In the absence of detailed disclosures from private scooter-sharing companies, more qualitative indicators give a sense of how impactful some of these growing pains have been. One such indicator was Bird's recent decision to send a take-down notice under the Digital Millennium Copyright Act to Cory Doctorow of BoingBoing for a post about kits that allow people to hack and steal Bird's shared scooters. Pressing a DMCA takedown claim against a writer who has been involved with the Electronic Frontier Foundation and reported on the DMCA suggests that Bird is desperate to do something about scooter theft. After Doctorow tapped in his pals at EFF who wrote a blog post calling Bird's claim "meritless," the scooter sharing company backed down saying

"In the quest for curbing illegal activities related to our vehicles, our legal team overstretched and sent a takedown request related to the issue to a member of the media. This was our mistake and we apologise to Cory Doctorow."

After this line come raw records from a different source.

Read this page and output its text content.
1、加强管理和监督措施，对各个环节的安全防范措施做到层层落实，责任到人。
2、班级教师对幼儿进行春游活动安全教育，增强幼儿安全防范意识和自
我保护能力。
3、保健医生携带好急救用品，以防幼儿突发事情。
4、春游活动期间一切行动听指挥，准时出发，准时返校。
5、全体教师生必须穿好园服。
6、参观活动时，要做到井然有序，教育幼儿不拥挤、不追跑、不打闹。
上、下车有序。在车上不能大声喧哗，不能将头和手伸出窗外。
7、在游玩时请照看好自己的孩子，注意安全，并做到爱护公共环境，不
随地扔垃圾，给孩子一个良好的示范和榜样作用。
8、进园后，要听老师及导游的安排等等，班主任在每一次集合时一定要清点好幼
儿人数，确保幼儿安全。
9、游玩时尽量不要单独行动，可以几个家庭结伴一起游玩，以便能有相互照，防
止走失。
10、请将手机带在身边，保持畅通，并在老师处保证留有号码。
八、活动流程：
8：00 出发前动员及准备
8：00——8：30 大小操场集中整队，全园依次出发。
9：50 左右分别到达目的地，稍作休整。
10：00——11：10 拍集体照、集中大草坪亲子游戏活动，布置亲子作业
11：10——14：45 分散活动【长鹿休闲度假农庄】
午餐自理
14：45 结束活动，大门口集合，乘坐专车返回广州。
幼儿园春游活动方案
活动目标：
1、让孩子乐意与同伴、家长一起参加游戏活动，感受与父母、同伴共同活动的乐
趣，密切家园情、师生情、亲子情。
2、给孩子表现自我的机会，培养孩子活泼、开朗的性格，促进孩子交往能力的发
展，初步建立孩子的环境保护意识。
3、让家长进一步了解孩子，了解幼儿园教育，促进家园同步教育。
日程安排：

Bird statement via the BBC

Meanwhile, investors aren't the only stakeholders who are growing concerned by Bird's operational challenges. In multiple posts made at the subreddit r/birdchargers in the last week "Bird hunters" who charge the company's scooters have wondered if the company is "going out of business" and "about to collapse." The picture that emerges from the subreddit is of chaos: chargers report receiving messages from the company accusing them of "hoarding" scooters in order to game charging bounties (the longer a scooter remains uncharged, the more a charger makes from the company when it charges it) even when they aren't hoarding, don't have any scooters or are storing scooters during bad weather (in some cases

without being paid for storage). These issues seem to be tied to a combination of seasonal issues that the Southern California-based company doesn't seem well-prepared for, a shortage of full-time staff, falling charging bounties, and what appears to be a rampant hoarding problem. There's even evidence that Bird and other scooter companies are being targeted by startup impound companies who want their slice of those millions in venture capital.

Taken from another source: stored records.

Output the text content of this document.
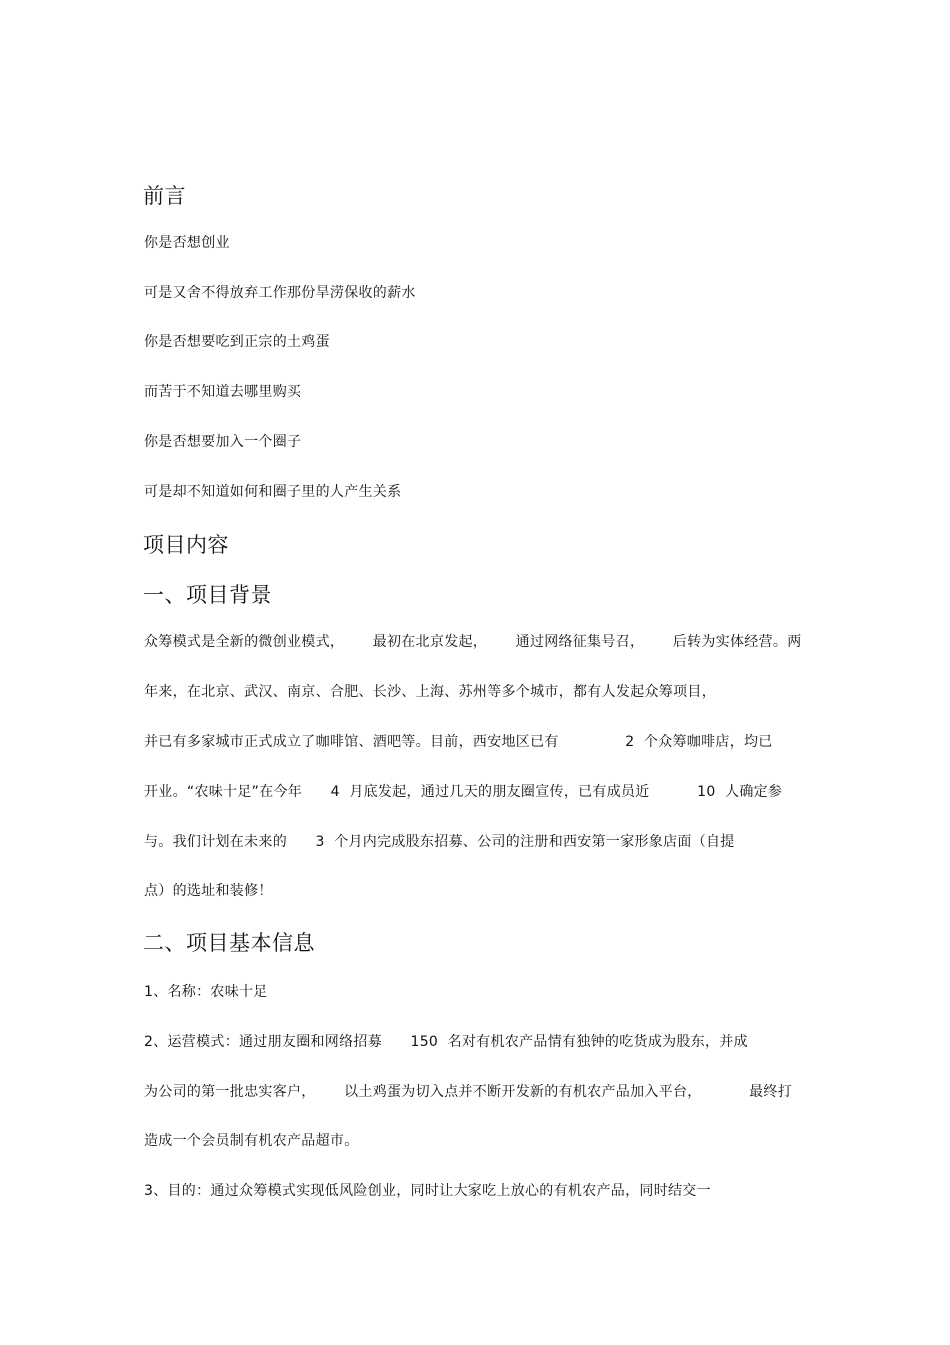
前言
你是否想创业
可是又舍不得放弃工作那份旱涝保收的薪水
你是否想要吃到正宗的土鸡蛋
而苦于不知道去哪里购买
你是否想要加入一个圈子
可是却不知道如何和圈子里的人产生关系
项目内容
一、项目背景
众筹模式是全新的微创业模式，      最初在北京发起，      通过网络征集号召，      后转为实体经营。两
年来，在北京、武汉、南京、合肥、长沙、上海、苏州等多个城市，都有人发起众筹项目，
并已有多家城市正式成立了咖啡馆、酒吧等。目前，西安地区已有              2  个众筹咖啡店，均已
开业。“农味十足”在今年      4  月底发起，通过几天的朋友圈宣传，已有成员近          10  人确定参
与。我们计划在未来的      3  个月内完成股东招募、公司的注册和西安第一家形象店面（自提
点）的选址和装修！
二、项目基本信息
1、名称：农味十足
2、运营模式：通过朋友圈和网络招募      150  名对有机农产品情有独钟的吃货成为股东，并成
为公司的第一批忠实客户，      以土鸡蛋为切入点并不断开发新的有机农产品加入平台，          最终打
造成一个会员制有机农产品超市。
3、目的：通过众筹模式实现低风险创业，同时让大家吃上放心的有机农产品，同时结交一
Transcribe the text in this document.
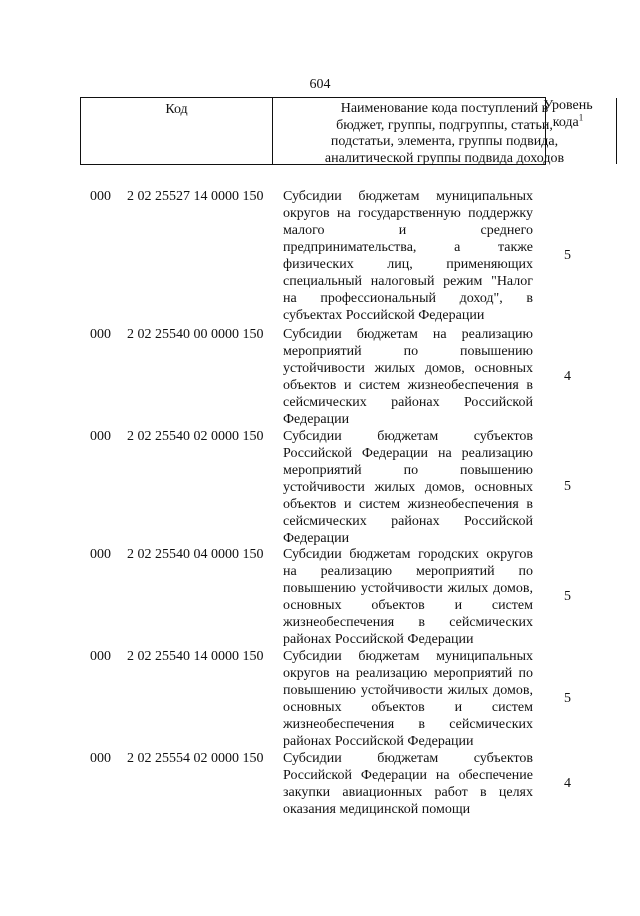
604
Код	Наименование кода поступлений в
бюджет, группы, подгруппы, статьи,
подстатьи, элемента, группы подвида,
аналитической группы подвида доходов
Уровень
кода$^1$
000 2 02 25527 14 0000 150 Субсидии бюджетам муниципальных
округов на государственную поддержку
малого и среднего
предпринимательства, а также
физических лиц, применяющих
специальный налоговый режим "Налог
на профессиональный доход", в
субъектах Российской Федерации
5
000 2 02 25540 00 0000 150 Субсидии бюджетам на реализацию
мероприятий по повышению
устойчивости жилых домов, основных
объектов и систем жизнеобеспечения в
сейсмических районах Российской
Федерации
4
000 2 02 25540 02 0000 150 Субсидии бюджетам субъектов
Российской Федерации на реализацию
мероприятий по повышению
устойчивости жилых домов, основных
объектов и систем жизнеобеспечения в
сейсмических районах Российской
Федерации
5
000 2 02 25540 04 0000 150 Субсидии бюджетам городских округов
на реализацию мероприятий по
повышению устойчивости жилых домов,
основных объектов и систем
жизнеобеспечения в сейсмических
районах Российской Федерации
5
000 2 02 25540 14 0000 150 Субсидии бюджетам муниципальных
округов на реализацию мероприятий по
повышению устойчивости жилых домов,
основных объектов и систем
жизнеобеспечения в сейсмических
районах Российской Федерации
5
000 2 02 25554 02 0000 150 Субсидии бюджетам субъектов
Российской Федерации на обеспечение
закупки авиационных работ в целях
оказания медицинской помощи
4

This flood of operational issues doesn't even begin to address the new regulatory challenges facing Bird and other scooter companies from cities who have become more hands-on with dockless scooter sharing companies. Hiring political consultants and regulatory specialists to work with these cities creates yet another unanticipated cost for companies like Bird who pitched investors on a rapid scale-up with a light footprint. A new lawsuit in San Diego alleging that dockless scooter companies violate the Americans with Disabilities Act by blocking access to sidewalks and ramps is yet another example of the kinds of unanticipated and expensive challenges stacking up for companies like Bird.

None of this suggests that scooters are a fundamentally unworkable business, or anything less than a valuable addition to the growing menu of mobility options. Rather, it is the toxic aspects of Silicon Valley startup and venture capital culture that appears to be the problem with companies pushing unrealistically low-cost hypergrowth and underestimating the messy realities of operating shared mobility devices in public spaces and investors buying the hype without doing due diligence. One of Bird's biggest investors, Sequoia Capital, famously missed out on early opportunities to invest in Uber and now seems to be trying to replicate that company's runaway growth with Bird. But given that Uber's meteoric rise has given way to a host of previously-unanticipated operational, regulatory, strategic and public relations challenges, many not unlike some of the challenges that Bird now seems to be struggling with, perhaps there were lessons to be learned from Uber's experience that get lost when venture capitalists are in the grips of Fear Of Missing Out.